Candidate 2: KCETKFLQKREI
AlphaFold3 Validation: ipTM Score: 0.42
Binding Analysis: While the confidence is slightly lower than Candidate 1, it remains docked near the beta-barrel region adjacent to the N-terminus. It is not “floating away” into the solvent, indicating a specific interaction with the protein surface.

PeptiVerse Property Profile:
- Affinity: 6.495 (Highest Predicted Affinity)
- Solubility: 1.000
- Hemolysis: 0.074

Candidate 3: KRQSCQKTKPFV
AlphaFold3 Validation: ipTM Score: 0.41
Binding Analysis: This candidate also shows proximity to the mutation site. While the ipTM is in the lower confidence range, the physical placement in the model remains focused on the targeted residue patch rather than random surface binding.

PeptiVerse Property Profile:
- Affinity: 6.262
- Solubility: 1.000
- Hemolysis: 0.037

Candidate 3: KANYWTTWTSDS
AlphaFold3 Validation: ipTM Score: 0.37
Binding Analysis: This peptide localizes near the target but shows higher flexibility in the model, reflected in the lower ipTM score. It is close to the N-terminus but less “packed” than the lead candidate.
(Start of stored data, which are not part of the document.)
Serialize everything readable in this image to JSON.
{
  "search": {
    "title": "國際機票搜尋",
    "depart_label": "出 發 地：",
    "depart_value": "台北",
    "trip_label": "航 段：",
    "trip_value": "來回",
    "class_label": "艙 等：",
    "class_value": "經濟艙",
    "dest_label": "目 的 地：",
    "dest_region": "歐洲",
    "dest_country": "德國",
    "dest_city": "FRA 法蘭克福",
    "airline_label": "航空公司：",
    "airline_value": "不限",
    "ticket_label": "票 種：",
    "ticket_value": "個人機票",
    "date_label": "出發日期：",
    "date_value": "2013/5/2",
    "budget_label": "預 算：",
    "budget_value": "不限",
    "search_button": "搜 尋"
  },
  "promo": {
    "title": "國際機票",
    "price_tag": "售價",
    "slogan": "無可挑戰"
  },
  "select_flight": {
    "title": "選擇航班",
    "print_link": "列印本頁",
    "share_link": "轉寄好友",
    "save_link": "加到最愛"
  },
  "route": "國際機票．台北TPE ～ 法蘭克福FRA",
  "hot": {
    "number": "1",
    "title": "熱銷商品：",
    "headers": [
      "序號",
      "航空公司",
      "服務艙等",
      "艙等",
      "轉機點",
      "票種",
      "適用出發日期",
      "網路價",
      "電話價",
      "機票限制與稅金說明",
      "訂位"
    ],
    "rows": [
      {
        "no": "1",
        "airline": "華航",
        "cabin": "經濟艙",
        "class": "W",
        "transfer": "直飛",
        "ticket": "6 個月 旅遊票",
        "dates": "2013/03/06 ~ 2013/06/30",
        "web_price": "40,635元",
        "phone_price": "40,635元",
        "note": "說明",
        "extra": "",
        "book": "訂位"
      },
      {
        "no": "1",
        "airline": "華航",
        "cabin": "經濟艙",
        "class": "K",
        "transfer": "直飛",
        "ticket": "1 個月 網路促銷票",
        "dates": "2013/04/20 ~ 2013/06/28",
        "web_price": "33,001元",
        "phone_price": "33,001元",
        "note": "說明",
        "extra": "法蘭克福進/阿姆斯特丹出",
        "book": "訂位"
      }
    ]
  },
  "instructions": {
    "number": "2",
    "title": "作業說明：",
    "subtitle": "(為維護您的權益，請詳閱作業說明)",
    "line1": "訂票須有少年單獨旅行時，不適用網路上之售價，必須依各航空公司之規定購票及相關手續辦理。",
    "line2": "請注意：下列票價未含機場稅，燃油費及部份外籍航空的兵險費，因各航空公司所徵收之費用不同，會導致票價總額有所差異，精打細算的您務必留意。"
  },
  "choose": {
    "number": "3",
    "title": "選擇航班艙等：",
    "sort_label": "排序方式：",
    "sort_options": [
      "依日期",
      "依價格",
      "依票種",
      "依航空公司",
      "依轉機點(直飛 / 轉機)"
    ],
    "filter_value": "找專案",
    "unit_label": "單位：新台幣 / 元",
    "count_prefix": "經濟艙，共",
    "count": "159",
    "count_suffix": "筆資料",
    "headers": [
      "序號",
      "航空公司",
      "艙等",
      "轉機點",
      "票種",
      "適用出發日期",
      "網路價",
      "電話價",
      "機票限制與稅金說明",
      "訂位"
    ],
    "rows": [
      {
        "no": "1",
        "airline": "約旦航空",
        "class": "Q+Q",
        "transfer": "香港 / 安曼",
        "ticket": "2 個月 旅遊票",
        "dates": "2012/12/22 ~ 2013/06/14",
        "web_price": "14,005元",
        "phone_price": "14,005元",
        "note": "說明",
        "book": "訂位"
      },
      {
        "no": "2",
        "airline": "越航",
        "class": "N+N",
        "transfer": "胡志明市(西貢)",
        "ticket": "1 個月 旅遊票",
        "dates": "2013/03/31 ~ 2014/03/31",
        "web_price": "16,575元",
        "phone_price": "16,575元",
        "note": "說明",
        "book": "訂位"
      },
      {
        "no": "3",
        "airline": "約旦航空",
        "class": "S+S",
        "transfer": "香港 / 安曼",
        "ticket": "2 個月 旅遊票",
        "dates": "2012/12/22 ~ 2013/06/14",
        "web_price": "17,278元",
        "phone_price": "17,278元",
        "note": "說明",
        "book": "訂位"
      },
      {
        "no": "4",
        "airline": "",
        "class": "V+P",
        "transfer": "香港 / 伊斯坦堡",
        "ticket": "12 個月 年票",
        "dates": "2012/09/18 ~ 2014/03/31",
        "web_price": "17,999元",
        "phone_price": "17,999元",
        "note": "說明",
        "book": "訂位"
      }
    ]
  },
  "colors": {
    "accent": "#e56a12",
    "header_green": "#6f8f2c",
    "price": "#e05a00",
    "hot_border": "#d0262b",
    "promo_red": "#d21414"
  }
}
PeptiVerse Property Profile:
- Affinity: 5.744
- Solubility: 1.000
- Hemolysis: 0.066

How moPPIt Peptides Differ from PepMLM Peptides
The moPPIt-designed peptides represent a significant improvement over the PepMLM set for several reasons:
- Controlled Specificity: PepMLM performs “Global Sampling,” which often results in peptides that bind to random surface loops. moPPIt uses Multi-Objective Guided Discrete Flow Matching (MOG-DFM) to steer the peptide specifically toward residues 2-6 (the A4V site).
- Property Reliability: moPPIt optimized for Affinity and Solubility during the generation phase itself. This resulted in a 100% success rate for solubility (1.000) and consistently high affinity scores (pKd/pKi > 6.2) across the lead candidates.
- Targeting the “Toxic” Site: By forcing the model to bind near the N-terminus, moPPIt creates candidates more likely to stabilize the SOD1 dimer interface, which is the root cause of A4V-driven ALS.
Pre-Clinical Evaluation Strategy
To advance the lead candidate (KSQKKQTEICGR) toward clinical application, I would follow this validation pipeline:
- Biophysical Assays (SPR/ITC): I would use Surface Plasmon Resonance (SPR) to confirm the pKd/pKi values. Computational predictions must be validated with physical measurements of binding kinetics to ensure high-affinity binding in the nanomolar range.
- Aggregation Inhibition (ThT Assay): Since the A4V mutation causes toxic protein clumping, a Thioflavin T assay is essential to prove the peptide actually prevents SOD1 from aggregating.
- Efficacy in Motor Neurons: Testing on ALS patient-derived motor neurons is required to see if the peptide reduces intracellular SOD1 aggregates without causing cellular toxicity.
- Proteolytic Stability: I would evaluate the peptide’s half-life in human serum to ensure it isn’t degraded by proteases before it can reach the target neurons in the CNS.